In 1956 John Bernard Myers was a guest for a few days at Reddish House. Cecil Beaton's mother, although of great age, was still vigorous enough to do a little gardening and to enjoy the pugs that scampered underfoot. Beaton had a glass room with a small pool in the center of a wide variety of potted plants on shelves; there they would have tea. Mrs Beaton was particularly proud of the tuberoses. Tall, daughty, very proper, the old lady, when Beaton told her he was considering marriage to Greta Garbo, looked at him sternly and asked, "Pray, who may that be?", and became quite frigid when he explained she was an actress.
In 1970, Myers set up shop under his own name, John Bernard Myers Gallery at 50 West 57th Street, but four years later, concerned over the increasing financial burdens of running a gallery, he retired. Myers and de Nagy remained partners in the Tibor de Nagy Gallery for 19 years. In 1970 Myers left in to open a gallery which he ran for about five years under his own name.
In 1972 Cecil Beaton designed for the ballet Illuminations. He asked to John Bernard Myers to make suggestions and he suggested Beaton look at the work of Paul Klee for an image to suggest a dour sky and crazy-looking church suitable for the painted backdrop. Just before the opening, at a dress rehearsal, Beaton and the choreographer Frederick Ashton got into a screaming squarrel about Karinska's dressmaking. Beaton was devoted to Karinska. Somebody asked Lincoln Kirstein what the ruckus was downstairs, and Lincoln replied, "Oh, Cecil and Freddie are once again at needlepoints..." The two of them were the best of friends, but temperamental when it came to production time.
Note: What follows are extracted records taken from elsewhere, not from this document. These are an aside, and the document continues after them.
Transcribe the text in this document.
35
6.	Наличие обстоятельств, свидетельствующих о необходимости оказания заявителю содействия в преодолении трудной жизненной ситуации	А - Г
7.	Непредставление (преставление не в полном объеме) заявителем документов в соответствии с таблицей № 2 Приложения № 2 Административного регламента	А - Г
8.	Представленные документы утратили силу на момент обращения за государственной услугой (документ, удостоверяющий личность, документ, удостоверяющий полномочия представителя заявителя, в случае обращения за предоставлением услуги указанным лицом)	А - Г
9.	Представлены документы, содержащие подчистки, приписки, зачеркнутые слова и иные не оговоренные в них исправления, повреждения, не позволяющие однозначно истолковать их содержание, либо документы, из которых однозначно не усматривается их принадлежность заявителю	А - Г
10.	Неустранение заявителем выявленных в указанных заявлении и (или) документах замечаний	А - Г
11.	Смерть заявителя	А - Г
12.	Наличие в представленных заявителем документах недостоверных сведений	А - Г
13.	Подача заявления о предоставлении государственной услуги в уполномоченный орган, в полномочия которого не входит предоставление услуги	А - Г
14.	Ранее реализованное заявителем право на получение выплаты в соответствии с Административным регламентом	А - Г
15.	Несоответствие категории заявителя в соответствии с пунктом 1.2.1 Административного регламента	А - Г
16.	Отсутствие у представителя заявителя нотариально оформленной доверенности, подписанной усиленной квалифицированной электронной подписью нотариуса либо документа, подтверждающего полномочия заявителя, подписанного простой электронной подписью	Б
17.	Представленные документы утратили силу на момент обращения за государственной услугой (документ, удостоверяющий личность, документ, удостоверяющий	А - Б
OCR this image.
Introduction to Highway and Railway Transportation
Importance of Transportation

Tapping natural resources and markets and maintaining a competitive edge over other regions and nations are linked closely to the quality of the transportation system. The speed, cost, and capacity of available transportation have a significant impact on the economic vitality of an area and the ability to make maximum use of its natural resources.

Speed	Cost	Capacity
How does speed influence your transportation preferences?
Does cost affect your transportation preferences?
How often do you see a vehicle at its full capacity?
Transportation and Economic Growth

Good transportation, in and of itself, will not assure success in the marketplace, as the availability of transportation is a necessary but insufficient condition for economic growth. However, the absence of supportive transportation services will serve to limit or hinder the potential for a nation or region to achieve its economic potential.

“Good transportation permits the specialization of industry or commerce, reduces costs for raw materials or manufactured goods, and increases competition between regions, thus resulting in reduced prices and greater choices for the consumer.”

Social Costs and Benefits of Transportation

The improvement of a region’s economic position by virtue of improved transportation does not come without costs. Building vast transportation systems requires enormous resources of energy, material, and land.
Since 1970, Myers divided his time between work as a private dealer, lecturer, publisher (of an art-and-literary quarterly, Parenthese), writer and exhibition organizer. In 1981 he organized a show of his favorite contemporary artists, called ''Tracking the Marvelous,'' for the Grey Art Gallery at New York University. After retiring from the gallery, he was a private dealer and lecturer; he also served as a consultant to the Kouros Gallery. He continued to organize exhibitions including a Joseph Cornell exhibiton at A.C.A. Gallery in 1977, and "Tracking the Marvelous" at the Grey Gallery, New York University in 1981. Myers devoted a great deal of time to Parenthése, a magazine of words and pictures, that was published between 1975 and 1979. In addition, he compiled and edited Poets of the New York School, an anthology with photographs by Francesco Scuvullo published by the University of Pennsylvania Art Department in 1968.
He gave the same title of his exhibition, ''Tracking the Marvelous,'' two years later to a book that described his adventures in the art world. His use of the word ''marvelous,'' Myers explained, derived from the ''Surrealist Manifesto'' by Andre Breton, a poet he much admired. ''I could think of no more prodigious word and no greater goal in life than to seek for the marvelous,'' he said. For much of his life, John Bernard Myers kept a diary recording daily activities and his reactions to an reflections on his experiences. His autobiography, Tracking the Marvelous: A Life in the New York Art World, published in 1984, quotes extensively from diaries written as early as 1939. He wrote many book reviews, exhibition reviews, and articles about art and art criticism that were published in Art in America, Arts, Artforum, Art and Literature, Art International, Art News, Art/World, Craft Horizons, and Smithsonian. Knowing What I Like, a selection of his own essays and articles that Myers compiled and edited in 1983, remains unpublished. He also wrote poetry and song lyrics.
He died of cancer of the bladder on July 26, 1987, at the Danbury (Conn.) Hospital. He was 67 years old and lived in Manhattan.